We change the variables: $y=\lambda^{-1}x,\, x=\lambda y$ thus

$$d^3x=\lambda^3 d^3y$$

and we find that mu st have

$$|a(\lambda)|^2\lambda^3=1$$

with an evident solution

$$a(\lambda)=\lambda^{-3/2}$$

So we have our unitary operator

$$(U(\lambda)f)(x)=\lambda^{-3/2}f(\lambda^{-1}x)$$

Put here $\lambda=e^c$

and you get

$$(U(c)f)(x)=exp(-3c/2)f(e^{-c}x)$$

Now you can do Taylor expansion around $c=0$ to find the generator D. Once you have the generator, you can calculate its commutator with P. Of course you can also calculate the commutator without finding the generator by checking what will be the action of $U(c)T(a)U(c)^{-1}$ on wave functions, where $T(a)$ is the translation. That is easy. Then you expand in c and in a. The numerical factor discussed above will then cancel out - it is irrelevant for just getting the commutator.
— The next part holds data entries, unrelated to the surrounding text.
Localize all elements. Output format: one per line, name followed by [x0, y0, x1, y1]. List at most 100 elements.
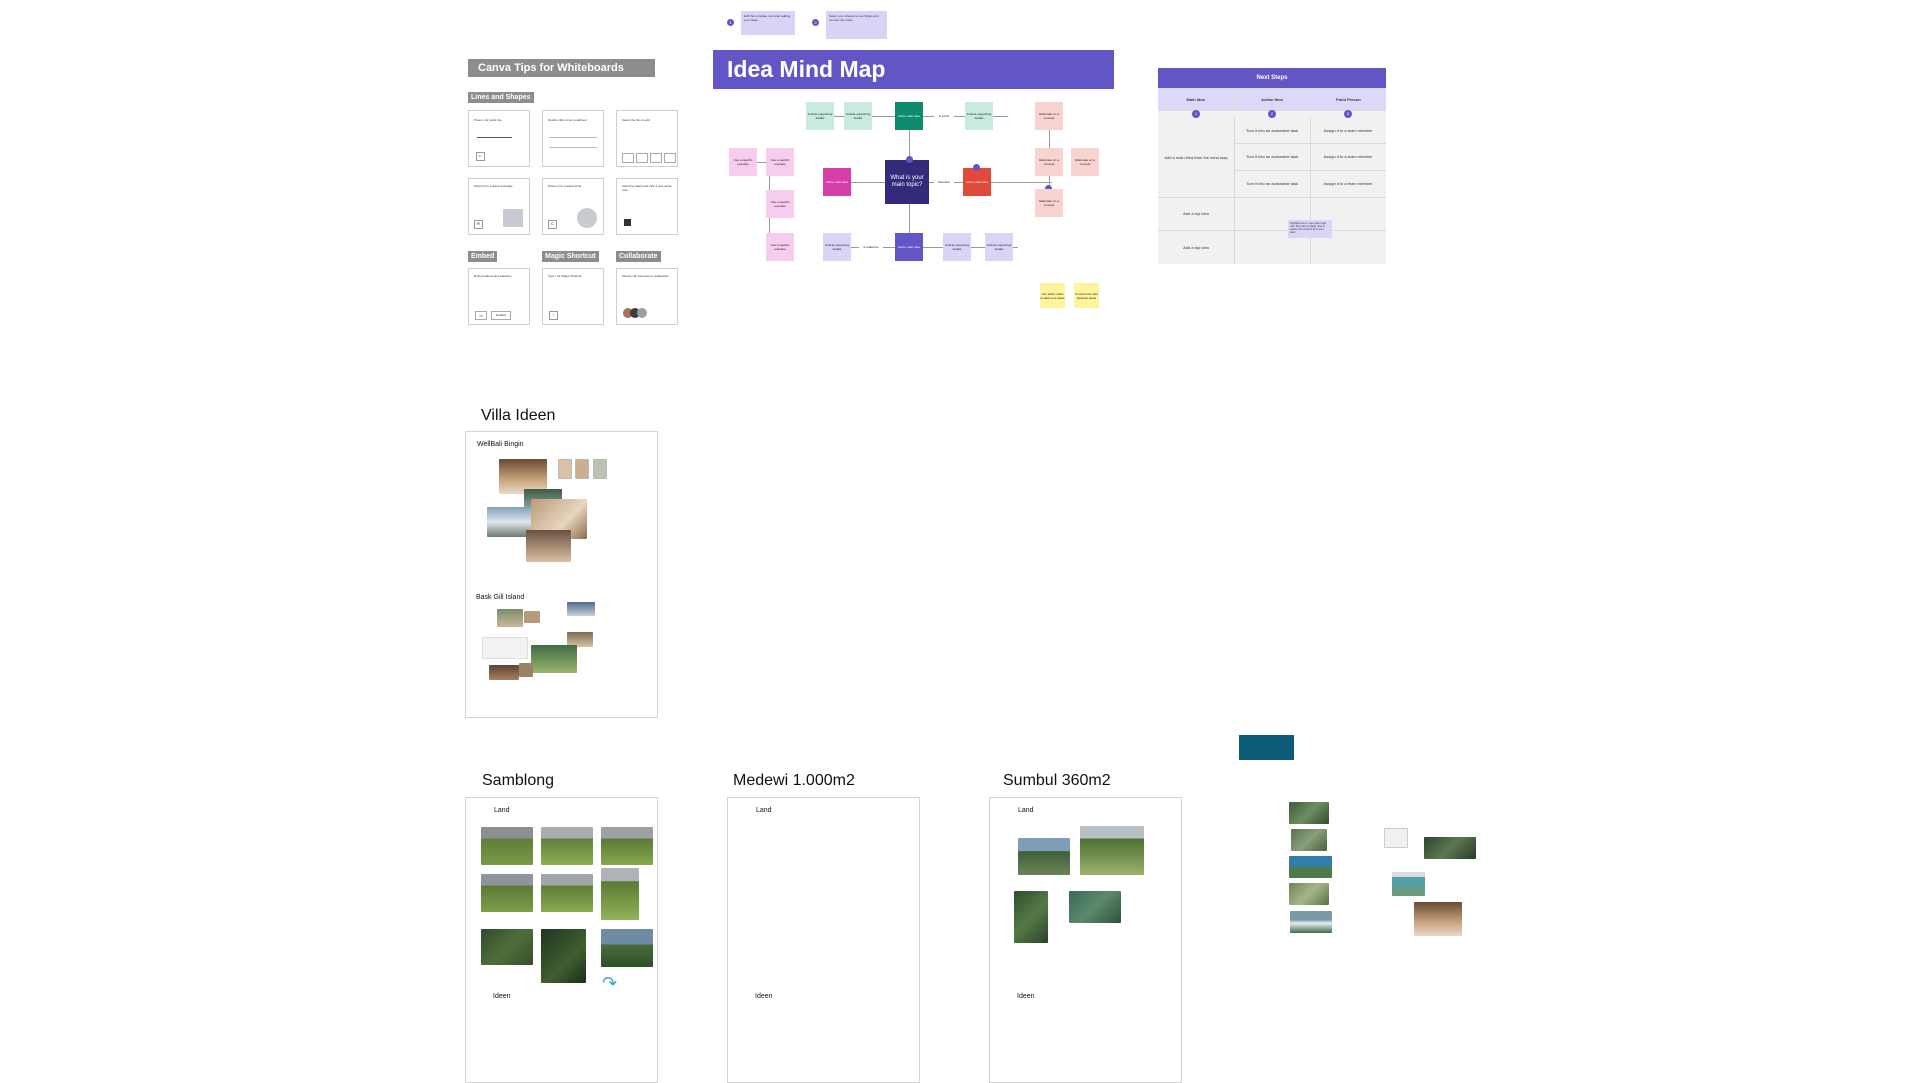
table-cell[interactable]: Assign it to a team member [1310, 117, 1386, 144]
frame-medewi[interactable]: Land Ideen [727, 797, 920, 1083]
supporting-detail-node[interactable]: Include supporting details [823, 233, 851, 261]
hint-note-2[interactable]: Select your shapes to use Styles and con… [826, 11, 887, 39]
highlight-note[interactable]: Highlight one or more plans right now, t… [1288, 220, 1332, 238]
ideen-label: Ideen [755, 993, 773, 1000]
frame-samblong[interactable]: Land ↷ Ideen [465, 797, 658, 1083]
specific-example-node[interactable]: Use a specific example [729, 148, 757, 176]
specific-example-node[interactable]: Use a specific example [766, 190, 794, 218]
map-image[interactable] [1291, 829, 1327, 851]
tip-text: Double click a line to add text [548, 118, 588, 122]
elaborate-node[interactable]: Elaborate on a concept [1035, 189, 1063, 217]
hint-badge-2: 2 [812, 19, 819, 26]
table-cell[interactable]: Turn it into an actionable task [1234, 170, 1311, 198]
land-photo[interactable] [481, 929, 533, 965]
tip-card-collaborate[interactable]: Mention @ someone to collaborate [616, 268, 678, 325]
main-idea-node-left[interactable]: Add a main idea [823, 168, 851, 196]
tip-card-magic[interactable]: Type / for Magic Shortcut / [542, 268, 604, 325]
villa-photo[interactable] [489, 665, 519, 680]
table-cell[interactable]: Add a top idea [1158, 197, 1235, 231]
supporting-detail-node[interactable]: Include supporting details [844, 102, 872, 130]
main-idea-node-bottom[interactable]: Add a main idea [895, 233, 923, 261]
supporting-detail-node[interactable]: Include supporting details [985, 233, 1013, 261]
frame-sumbul[interactable]: Land Ideen [989, 797, 1182, 1083]
villa-photo[interactable] [519, 663, 533, 677]
elaborate-node[interactable]: Elaborate on a concept [1071, 148, 1099, 176]
villa-photo[interactable] [593, 459, 607, 479]
tips-section-embed: Embed [468, 251, 498, 262]
tip-card-line-text[interactable]: Double click a line to add text [542, 110, 604, 167]
tip-card-line-edit[interactable]: Select the line to edit [616, 110, 678, 167]
mindmap-title-bar: Idea Mind Map [713, 50, 1114, 89]
column-header: Point Person [1310, 88, 1386, 111]
embed-button[interactable]: Embed [491, 311, 511, 320]
villa-photo[interactable] [1414, 902, 1462, 936]
avatar-group [623, 308, 647, 318]
map-image[interactable] [1289, 883, 1329, 905]
sticky-note[interactable]: Use sticky notes to add more ideas [1040, 283, 1065, 308]
land-photo[interactable] [1014, 891, 1048, 943]
supporting-detail-node[interactable]: Include supporting details [806, 102, 834, 130]
land-photo[interactable] [481, 874, 533, 912]
map-image[interactable] [1289, 856, 1332, 878]
key-hint: L [476, 152, 485, 161]
supporting-detail-node[interactable]: Include supporting details [943, 233, 971, 261]
mindmap-title: Idea Mind Map [727, 56, 886, 82]
table-cell[interactable]: Add a main idea from the mind map [1158, 117, 1235, 198]
next-steps-columns: Main Idea Action Item Point Person [1158, 88, 1386, 111]
hint-note-1[interactable]: Edit this template, and start adding you… [741, 11, 795, 35]
villa-photo[interactable] [575, 459, 589, 479]
land-photo[interactable] [481, 827, 533, 865]
table-cell[interactable]: Turn it into an actionable task [1234, 117, 1311, 144]
villa-photo[interactable] [567, 602, 595, 616]
land-photo[interactable] [541, 874, 593, 912]
villa-photo[interactable] [497, 609, 523, 627]
land-photo[interactable] [601, 827, 653, 865]
central-topic-node[interactable]: What is your main topic? [885, 160, 929, 204]
line-style-buttons [622, 153, 676, 163]
map-image[interactable] [1289, 802, 1329, 824]
tip-card-circle[interactable]: Press C for a quick circle C [542, 178, 604, 235]
main-idea-node-top[interactable]: Add a main idea [895, 102, 923, 130]
main-idea-node-right[interactable]: Add a main idea [963, 168, 991, 196]
table-cell[interactable]: Assign it to a team member [1310, 143, 1386, 171]
tip-card-line[interactable]: Press L for quick line L [468, 110, 530, 167]
villa-photo[interactable] [482, 637, 528, 659]
tips-section-magic: Magic Shortcut [542, 251, 599, 262]
table-cell[interactable]: Turn it into an actionable task [1234, 143, 1311, 171]
map-image[interactable] [1424, 837, 1476, 859]
sticky-note[interactable]: Connect the dots between ideas [1074, 283, 1099, 308]
elaborate-node[interactable]: Elaborate on a concept [1035, 148, 1063, 176]
land-photo[interactable] [601, 868, 639, 920]
tips-section-collaborate: Collaborate [616, 251, 661, 262]
land-photo[interactable] [1018, 838, 1070, 875]
villa-photo[interactable] [531, 645, 577, 673]
table-cell[interactable]: Assign it to a team member [1310, 170, 1386, 198]
land-photo[interactable] [601, 929, 653, 967]
villa-photo[interactable] [558, 459, 572, 479]
map-image[interactable] [1384, 828, 1408, 848]
land-photo[interactable] [1080, 826, 1144, 875]
column-header: Action Item [1234, 88, 1311, 111]
frame-title-medewi: Medewi 1.000m2 [733, 772, 855, 789]
villa-photo[interactable] [487, 507, 531, 537]
teal-rectangle[interactable] [1239, 735, 1294, 760]
villa-photo[interactable] [526, 530, 571, 562]
supporting-detail-node[interactable]: Include supporting details [965, 102, 993, 130]
specific-example-node[interactable]: Use a specific example [766, 233, 794, 261]
next-steps-table: Next Steps Main Idea Action Item Point P… [1158, 68, 1386, 264]
tip-card-embed[interactable]: Embed videos and websites Embed ‹/› [468, 268, 530, 325]
land-photo[interactable] [541, 827, 593, 865]
table-cell[interactable]: Add a top idea [1158, 230, 1235, 264]
tip-text: Type / for Magic Shortcut [548, 274, 582, 278]
map-image[interactable] [1290, 911, 1332, 933]
land-photo[interactable] [541, 929, 586, 983]
elaborate-node[interactable]: Elaborate on a concept [1035, 102, 1063, 130]
villa-photo[interactable] [524, 611, 540, 623]
tip-card-rectangle[interactable]: Press R for a quick rectangle R [468, 178, 530, 235]
map-image[interactable] [1392, 872, 1425, 896]
frame-villa[interactable]: WellBali Bingin Bask Gili Island [465, 431, 658, 718]
tip-text: Embed videos and websites [474, 274, 512, 278]
land-photo[interactable] [1069, 891, 1121, 923]
tip-card-sticky[interactable]: Click the shape and pick a new sticky no… [616, 178, 678, 235]
specific-example-node[interactable]: Use a specific example [766, 148, 794, 176]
P.S. What I wrote above needs to be verified. I was writing directly out of my head, without checking. And all $x$ above should be bold $\mathbf{x}$

 

[GreyZephyr]

Thank you for the reply. It helped a lot though, I have a further question after expanding around $c$ i obtain a generator of the form $$-\frac{1}{2} -\mathbf{x}\cdot D$$ where $$D$$ is the differential operator. This then gives the commutator $$[U,P]=\mathbf{x}.DP+P\mathbf{x}D$$.
and if we then choose to express $$P=iD$$ we obtain $$[U,p]=-iP$$, which almost agrees with the answer I get from expanding out $$UPU^{-1}$$. But what I don't understand, is where in the second method i have assumed the coordinate representation of $$P$$. Also, other than the fact that $$UTU^{-1}$$ corresponds to the change of basis for the transformation, and hence leads to a diagonalizable matrix representation, is there any particular reason to choose it for calculateing the commutator, for it seems I could also get the answer from expressions such as $$UTU^{-1}T^{-1}$$.


Finally sorry for the delay in my reply, but I did not have Internet access for a day.

 

[arkajad]

For symmetries coordinate representation is secondary, group properties are primary. Take for instance trnslations. They act by $x\mapsto x+a$. Therefore they should act on functions via

[tex](U(a)f)(x)=f(x-a)[/itex]

No numerical factor is needed in this case - this is a unitary transformation because Lebesgue measure is invariant under translations. If [itex]\hat{x}[/tex] is the position operator

$$(\hat{x}f)(x)=xf(x)$$

you can calculate from these definitions $U(a)\hat{x}U(a)^{-1}$, expand around a=0, and get the commutation between positions and momenta (generators of U(a)) without calculating the representation of the momentum operator as a differential operator.

P.S. In the previous note I assumed that we are in 3 dimensions. The value of the numerical factor for dilations depends on the dimensionality of the space. I should have made it clear.

 

[GreyZephyr]

Thank you for your help. That $$\mathbf{x}\in\mathbb{R}^3$$ was clear from the integral.